Sei stato chiarissimo. Preso atto di tutto questo, che futuro vedi per le testate italiane all’estero, grandi e piccole?
Dopo quello che ho detto, in modo laconico, mi verrebbe da rispondere: quello che sapranno ritagliarsi autonomamente. Senza dubbio avvalendosi delle potenzialità enormi, che fanno il paio con gli altrettanto enormi rischi, offerte dalle nuove tecnologie. Comunque un futuro complicato. Qualche decennio fa era molto più semplice: se escludiamo alcune circoscritte esperienze di radio e tv, all’estero l’informazione era veicolata sulla carta: si scriveva, si stampava e si distribuiva. Con quello che ciò significava in termini di infrastrutture, di tempo e di costi. Oggi, a quanto pare, è sufficiente digitare qualche pensiero, o presunto tale, meglio se provocatorio e poco importa se verificato, si schiaccia un tasto et voilà, inondi il mondo di notizie. Vere o false è irrilevante: l’importante è farle circolare.
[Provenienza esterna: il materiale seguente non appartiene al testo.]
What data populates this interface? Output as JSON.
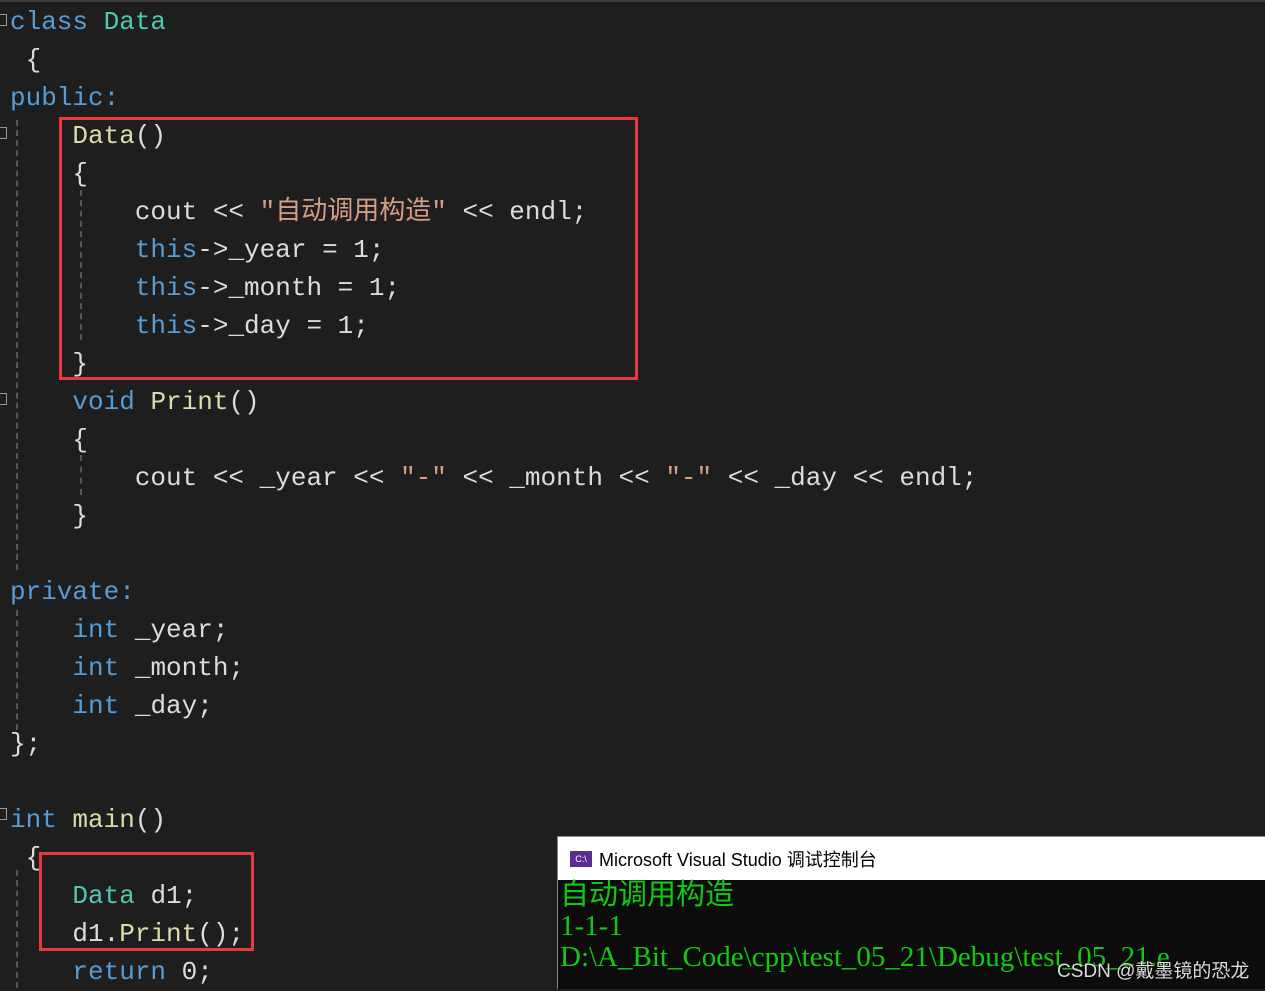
{
  "code_lines": [
    [
      [
        "class ",
        "kw"
      ],
      [
        "Data",
        "ty"
      ]
    ],
    [
      [
        " {",
        "pl"
      ]
    ],
    [
      [
        "public:",
        "kw"
      ]
    ],
    [
      [
        "    ",
        "pl"
      ],
      [
        "Data",
        "fn"
      ],
      [
        "()",
        "pl"
      ]
    ],
    [
      [
        "    {",
        "pl"
      ]
    ],
    [
      [
        "        cout << ",
        "pl"
      ],
      [
        "\"自动调用构造\"",
        "str"
      ],
      [
        " << endl;",
        "pl"
      ]
    ],
    [
      [
        "        ",
        "pl"
      ],
      [
        "this",
        "kw"
      ],
      [
        "->_year = 1;",
        "pl"
      ]
    ],
    [
      [
        "        ",
        "pl"
      ],
      [
        "this",
        "kw"
      ],
      [
        "->_month = 1;",
        "pl"
      ]
    ],
    [
      [
        "        ",
        "pl"
      ],
      [
        "this",
        "kw"
      ],
      [
        "->_day = 1;",
        "pl"
      ]
    ],
    [
      [
        "    }",
        "pl"
      ]
    ],
    [
      [
        "    ",
        "pl"
      ],
      [
        "void ",
        "kw"
      ],
      [
        "Print",
        "fn"
      ],
      [
        "()",
        "pl"
      ]
    ],
    [
      [
        "    {",
        "pl"
      ]
    ],
    [
      [
        "        cout << _year << ",
        "pl"
      ],
      [
        "\"-\"",
        "str"
      ],
      [
        " << _month << ",
        "pl"
      ],
      [
        "\"-\"",
        "str"
      ],
      [
        " << _day << endl;",
        "pl"
      ]
    ],
    [
      [
        "    }",
        "pl"
      ]
    ],
    [
      [
        "",
        "pl"
      ]
    ],
    [
      [
        "private:",
        "kw"
      ]
    ],
    [
      [
        "    ",
        "pl"
      ],
      [
        "int ",
        "kw"
      ],
      [
        "_year;",
        "pl"
      ]
    ],
    [
      [
        "    ",
        "pl"
      ],
      [
        "int ",
        "kw"
      ],
      [
        "_month;",
        "pl"
      ]
    ],
    [
      [
        "    ",
        "pl"
      ],
      [
        "int ",
        "kw"
      ],
      [
        "_day;",
        "pl"
      ]
    ],
    [
      [
        "};",
        "pl"
      ]
    ],
    [
      [
        "",
        "pl"
      ]
    ],
    [
      [
        "int ",
        "kw"
      ],
      [
        "main",
        "fn"
      ],
      [
        "()",
        "pl"
      ]
    ],
    [
      [
        " {",
        "pl"
      ]
    ],
    [
      [
        "    ",
        "pl"
      ],
      [
        "Data ",
        "ty"
      ],
      [
        "d1;",
        "pl"
      ]
    ],
    [
      [
        "    d1.",
        "pl"
      ],
      [
        "Print",
        "fn"
      ],
      [
        "();",
        "pl"
      ]
    ],
    [
      [
        "    ",
        "pl"
      ],
      [
        "return ",
        "kw"
      ],
      [
        "0;",
        "pl"
      ]
    ]
  ],
  "console": {
    "title": "Microsoft Visual Studio 调试控制台",
    "icon": "console-app-icon",
    "icon_text": "C:\\",
    "output": [
      "自动调用构造",
      "1-1-1",
      "",
      "D:\\A_Bit_Code\\cpp\\test_05_21\\Debug\\test_05_21.e"
    ]
  },
  "watermark": "CSDN @戴墨镜的恐龙",
  "colors": {
    "keyword": "#569cd6",
    "type": "#4ec9b0",
    "function": "#dcdcaa",
    "string": "#d69d85",
    "highlight_box": "#e83a3a",
    "console_text": "#13c813"
  }
}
Siamo ancora nel bel mezzo di una bulimica euforia tecnologica – non a caso la parola d’ordine è transizione -, dalla quale si uscirà (qua e là qualche segnale lo si coglie) quando si sapranno governare le straordinarie potenzialità e controllare i rischi. Per farlo è necessaria una sorta di evoluzione culturale: degli editori, dei lettori, delle istituzioni, della politica. Un’evoluzione che in quanto tale non giungerà mai a compimento e che pertanto va puntualmente e costantemente accompagnata. Ma servirebbe tempo, un lusso che oggi ci si può permettere se le risorse lo permettono.
Nel frattempo le piccole, perché nei fatti sono piccole, testate degli italiani all’estero dovranno continuare a confrontarsi con il significato di un termine che negli ultimi tempi è entrato nel nostro vocabolario quotidiano: resilienza. Ciò non può prescindere dal sostegno pubblico, ma presuppone una rinnovata capacità di produrre e veicolare informazione, in qualche modo proponendosi come animatori di una nuova consapevolezza di cui devono riappropriarsi i lettori.